Vale bell hooks: A revolutionary author, activist and feminist

Vale bell hooks: A revolutionary author, activist and feminist

hooks

One of the twentieth century’s greatest cultural critics, author and activist bell hooks, has died aged 69.

On Wednesday, her niece Ebony Motley tweeted: “The family of @bellhooks is sad to announce the passing of our sister, aunt, great aunt and great great aunt.”

Motley also attached a statement, which explained the family is “…deeply saddened at the passing of our beloved sister on December 15, 2021. The family honoured her request to transition at home with family and friends by her side.”

“The family is honoured that Gloria received numerous awards, honours, and international fame for her works as a poet, author, feminist, professor, cultural critic, and social activist.
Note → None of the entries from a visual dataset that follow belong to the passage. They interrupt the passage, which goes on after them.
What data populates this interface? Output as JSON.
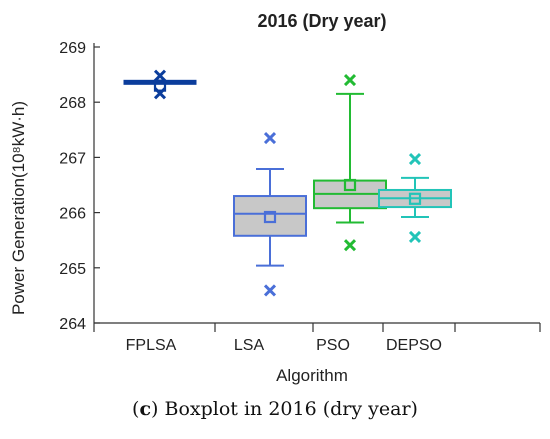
{
  "chart_data": {
    "type": "boxplot",
    "title": "2016 (Dry year)",
    "xlabel": "Algorithm",
    "ylabel": "Power Generation(10⁸kW·h)",
    "ylim": [
      264,
      269
    ],
    "yticks": [
      "264",
      "265",
      "266",
      "267",
      "268",
      "269"
    ],
    "grid": false,
    "categories": [
      "FPLSA",
      "LSA",
      "PSO",
      "DEPSO"
    ],
    "series": [
      {
        "category": "FPLSA",
        "color": "#0b3d9c",
        "min": 268.36,
        "q1": 268.36,
        "median": 268.36,
        "q3": 268.36,
        "max": 268.36,
        "mean": 268.3,
        "outliers": [
          268.48,
          268.16
        ]
      },
      {
        "category": "LSA",
        "color": "#4a6fd8",
        "min": 265.04,
        "q1": 265.58,
        "median": 265.98,
        "q3": 266.3,
        "max": 266.79,
        "mean": 265.92,
        "outliers": [
          267.35,
          264.59
        ]
      },
      {
        "category": "PSO",
        "color": "#22bb33",
        "min": 265.82,
        "q1": 266.08,
        "median": 266.34,
        "q3": 266.58,
        "max": 268.15,
        "mean": 266.5,
        "outliers": [
          268.4,
          265.41
        ]
      },
      {
        "category": "DEPSO",
        "color": "#22c4b8",
        "min": 265.92,
        "q1": 266.1,
        "median": 266.26,
        "q3": 266.41,
        "max": 266.63,
        "mean": 266.25,
        "outliers": [
          266.97,
          265.56
        ]
      }
    ]
  },
  "caption": {
    "label": "c",
    "text": " Boxplot in 2016 (dry year)"
  }
}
We are proud to just call her sister, friend, confidant, and influencer.”

Born Gloria Jean Watkins in Hopkinsville, Kentucky in 1952, hooks published more than 30 books in her lifetime, including seminal texts Ain’t I a Woman? Black Women and Feminism, Yearning: Race Gender, and Cultural Politics and Killing Rage: Ending Racism.
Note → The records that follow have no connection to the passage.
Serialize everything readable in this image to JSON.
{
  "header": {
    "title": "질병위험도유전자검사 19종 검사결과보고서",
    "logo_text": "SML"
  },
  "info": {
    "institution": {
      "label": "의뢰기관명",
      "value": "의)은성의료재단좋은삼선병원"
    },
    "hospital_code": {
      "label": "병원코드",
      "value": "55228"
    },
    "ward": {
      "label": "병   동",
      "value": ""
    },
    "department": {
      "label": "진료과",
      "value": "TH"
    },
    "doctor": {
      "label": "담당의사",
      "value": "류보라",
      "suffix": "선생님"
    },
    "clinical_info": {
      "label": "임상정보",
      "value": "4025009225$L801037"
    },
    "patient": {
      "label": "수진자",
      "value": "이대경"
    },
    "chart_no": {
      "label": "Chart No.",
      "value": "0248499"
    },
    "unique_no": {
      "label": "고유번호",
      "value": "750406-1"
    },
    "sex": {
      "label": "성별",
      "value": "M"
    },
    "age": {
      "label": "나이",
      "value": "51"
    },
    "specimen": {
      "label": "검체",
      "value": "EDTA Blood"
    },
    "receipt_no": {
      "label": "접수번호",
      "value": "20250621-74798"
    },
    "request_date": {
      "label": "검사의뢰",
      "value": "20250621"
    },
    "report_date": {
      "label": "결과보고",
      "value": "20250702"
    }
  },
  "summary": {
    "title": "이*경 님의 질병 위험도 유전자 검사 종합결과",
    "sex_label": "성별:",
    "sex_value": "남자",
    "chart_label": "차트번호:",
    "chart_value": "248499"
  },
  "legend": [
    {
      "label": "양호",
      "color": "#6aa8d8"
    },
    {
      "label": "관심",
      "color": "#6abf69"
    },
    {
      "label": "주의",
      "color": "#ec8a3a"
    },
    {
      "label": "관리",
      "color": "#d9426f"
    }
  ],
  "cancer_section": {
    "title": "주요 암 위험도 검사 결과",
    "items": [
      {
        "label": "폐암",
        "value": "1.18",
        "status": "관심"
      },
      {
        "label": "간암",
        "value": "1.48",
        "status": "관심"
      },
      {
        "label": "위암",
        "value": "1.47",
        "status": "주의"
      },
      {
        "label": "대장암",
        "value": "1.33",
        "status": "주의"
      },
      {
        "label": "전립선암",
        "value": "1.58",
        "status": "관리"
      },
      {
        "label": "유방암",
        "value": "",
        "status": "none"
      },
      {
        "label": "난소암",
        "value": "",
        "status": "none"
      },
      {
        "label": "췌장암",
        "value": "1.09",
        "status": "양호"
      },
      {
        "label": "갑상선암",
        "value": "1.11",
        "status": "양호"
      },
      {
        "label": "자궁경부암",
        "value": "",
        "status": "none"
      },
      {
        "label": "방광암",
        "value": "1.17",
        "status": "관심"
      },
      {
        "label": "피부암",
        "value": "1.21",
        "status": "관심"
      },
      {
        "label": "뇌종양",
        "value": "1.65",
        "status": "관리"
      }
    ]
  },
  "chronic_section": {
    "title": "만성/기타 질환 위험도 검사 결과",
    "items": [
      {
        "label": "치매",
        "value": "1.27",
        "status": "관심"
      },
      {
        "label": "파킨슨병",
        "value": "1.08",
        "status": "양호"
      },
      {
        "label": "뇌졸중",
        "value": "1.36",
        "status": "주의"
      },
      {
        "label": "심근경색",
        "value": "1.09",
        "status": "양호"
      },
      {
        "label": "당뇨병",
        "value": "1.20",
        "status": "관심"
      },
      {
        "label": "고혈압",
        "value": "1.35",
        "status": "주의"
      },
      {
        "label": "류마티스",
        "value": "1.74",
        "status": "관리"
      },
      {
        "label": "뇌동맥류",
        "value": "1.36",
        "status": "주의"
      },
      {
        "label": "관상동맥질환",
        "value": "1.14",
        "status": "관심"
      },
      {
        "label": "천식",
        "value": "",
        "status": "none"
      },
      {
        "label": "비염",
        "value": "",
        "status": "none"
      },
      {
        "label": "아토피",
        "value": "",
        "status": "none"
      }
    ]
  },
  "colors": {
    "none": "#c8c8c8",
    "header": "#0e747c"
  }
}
Her books stretched across a range of issues including race, feminism, capitalism and intersectionality.

In 1978, she released her first published work, a collection of poems titled And There We Wept, where she changed her name to “bell hooks”. 

She adopted her maternal great-grandmother’s name, but used lowercase letters to distinguish herself.
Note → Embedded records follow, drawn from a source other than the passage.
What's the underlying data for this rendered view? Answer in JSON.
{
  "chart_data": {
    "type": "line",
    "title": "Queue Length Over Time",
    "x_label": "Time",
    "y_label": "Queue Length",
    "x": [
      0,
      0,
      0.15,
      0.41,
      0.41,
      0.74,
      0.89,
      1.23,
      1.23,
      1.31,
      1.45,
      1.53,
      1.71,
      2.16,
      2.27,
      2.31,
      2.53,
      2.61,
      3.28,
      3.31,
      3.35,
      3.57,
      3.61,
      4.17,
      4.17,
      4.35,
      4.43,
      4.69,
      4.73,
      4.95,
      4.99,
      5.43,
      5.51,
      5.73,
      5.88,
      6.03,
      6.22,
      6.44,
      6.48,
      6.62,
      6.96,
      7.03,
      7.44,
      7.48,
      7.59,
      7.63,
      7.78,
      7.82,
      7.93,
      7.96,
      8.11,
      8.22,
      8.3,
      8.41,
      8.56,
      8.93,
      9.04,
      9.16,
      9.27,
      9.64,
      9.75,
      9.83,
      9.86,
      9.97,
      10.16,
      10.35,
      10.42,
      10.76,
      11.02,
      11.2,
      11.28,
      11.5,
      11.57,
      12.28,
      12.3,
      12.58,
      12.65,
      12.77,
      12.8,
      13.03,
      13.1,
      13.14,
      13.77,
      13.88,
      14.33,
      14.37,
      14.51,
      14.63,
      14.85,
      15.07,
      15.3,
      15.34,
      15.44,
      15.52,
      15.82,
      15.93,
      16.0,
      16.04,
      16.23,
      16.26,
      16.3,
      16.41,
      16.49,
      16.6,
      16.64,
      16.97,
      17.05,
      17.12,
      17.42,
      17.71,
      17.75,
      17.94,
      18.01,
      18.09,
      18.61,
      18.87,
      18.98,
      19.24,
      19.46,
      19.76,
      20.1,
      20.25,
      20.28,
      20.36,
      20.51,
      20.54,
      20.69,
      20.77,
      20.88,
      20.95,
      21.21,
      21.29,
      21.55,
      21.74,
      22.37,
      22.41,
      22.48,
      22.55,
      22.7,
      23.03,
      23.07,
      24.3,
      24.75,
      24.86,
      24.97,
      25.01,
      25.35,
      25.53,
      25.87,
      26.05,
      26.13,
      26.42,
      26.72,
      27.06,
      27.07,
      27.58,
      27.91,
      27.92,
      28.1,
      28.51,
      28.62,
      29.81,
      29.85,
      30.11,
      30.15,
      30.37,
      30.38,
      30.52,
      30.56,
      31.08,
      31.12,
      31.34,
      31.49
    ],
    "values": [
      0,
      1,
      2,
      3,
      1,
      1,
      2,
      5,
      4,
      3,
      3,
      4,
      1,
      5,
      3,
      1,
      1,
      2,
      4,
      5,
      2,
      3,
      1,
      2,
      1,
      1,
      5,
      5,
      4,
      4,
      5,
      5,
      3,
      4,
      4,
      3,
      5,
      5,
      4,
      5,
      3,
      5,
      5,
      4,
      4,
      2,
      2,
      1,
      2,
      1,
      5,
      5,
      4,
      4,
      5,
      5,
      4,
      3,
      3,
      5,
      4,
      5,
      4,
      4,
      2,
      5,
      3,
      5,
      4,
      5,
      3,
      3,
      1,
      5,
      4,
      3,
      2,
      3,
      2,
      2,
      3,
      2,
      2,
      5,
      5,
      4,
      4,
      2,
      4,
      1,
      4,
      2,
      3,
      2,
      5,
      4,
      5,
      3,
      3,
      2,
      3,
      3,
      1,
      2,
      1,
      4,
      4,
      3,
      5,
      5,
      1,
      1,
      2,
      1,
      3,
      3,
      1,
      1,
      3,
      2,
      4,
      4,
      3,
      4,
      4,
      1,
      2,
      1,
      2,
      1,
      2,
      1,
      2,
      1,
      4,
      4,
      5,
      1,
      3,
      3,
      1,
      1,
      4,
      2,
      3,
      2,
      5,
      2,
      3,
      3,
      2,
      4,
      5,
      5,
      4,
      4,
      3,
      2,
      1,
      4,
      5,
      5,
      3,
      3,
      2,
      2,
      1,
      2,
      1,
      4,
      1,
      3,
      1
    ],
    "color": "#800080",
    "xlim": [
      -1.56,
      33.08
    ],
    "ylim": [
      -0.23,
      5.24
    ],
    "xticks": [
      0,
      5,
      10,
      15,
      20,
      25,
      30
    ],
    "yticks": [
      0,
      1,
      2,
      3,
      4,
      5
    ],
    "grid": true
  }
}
In 1981, hooks’ published her first major work Ain’t I a Woman? one of the most important texts in feminist studies. 

hooks wrote Feminist Theory: From Margin to Center in 1984, followed by Talking Back: Thinking feminist, thinking Black: Between the Lines, Yearning: race, gender, and cultural politics and Sisters of the yam: Black women and self-recovery.

In 2000, she published one of her most famous books, All About Love: New Visions, which pairs psychological and philosophical ideas about modern love. 

“All too often women believe it is a sign of commitment, an expression of love, to endure unkindness or cruelty, to forgive and forget,” she wrote. “In actuality, when we love rightly we know that the healthy, loving response to cruelty and abuse is putting ourselves out of harm’s way.” 

In 2004, she released We Real Cool: Black Men and Masculinity, continuing to draw on themes of gender, feminism, and race. 

In the same year, she began teaching at Berea College in Kentucky, a liberal arts college that provides free tuition.

In 2016, hooks made headlines when she criticised Beyoncé’s album Lemonade in the Guardian, calling it “capitalist money-making at its best”.

“To truly be free,” she explained. “…we must choose beyond simply surviving adversity, we must dare to create lives of sustained optimal wellbeing and joy.”

In 2018, at 66, she was inducted into the Kentucky Writers’ Hall of Fame — a list that includes Barbara Kingsolver, Elizabeth Hardwick and Jean Ritchie. 

“I want my work to be about healing,” she said at the ceremony to accept the award. 

“I am a fortunate writer because every day of my life practically I get a letter, a phone call from someone who tells me how my work has transformed their life.”

Speaking to the Guardian, Margaret Atwood described hooks as a writer who “…embodied amazing courage and deeply felt intelligence.”

“In finding her own words and power, she inspired countless others to do the same,” she said.

“Her dedication to the cause of ending ‘sexism, sexist exploitation and oppression’ was exemplary.”

“Her impact extended far beyond the United States: many women from all over the world owe her a great debt.”

“Through her scholarship and criticism, hooks rewrote our understanding of Black feminism and womanhood, and gave a generation of readers a new way of looking at the world,” New Yorker writer Hua Hsu explained.

As an Asian American reader, I was enamoured with how critics like hooks drew on their own backgrounds and friendships, not to flatten their lives into something relatably universal but to remind us how we all index a vast, often contradictory array of tastes and experiences.”

hooks’ family announced that donations could be made to the Christian County Literacy Council which promotes reading for children or the Museums of Historic Hopkinsville Christian County where a biographical exhibit of the writer is on display.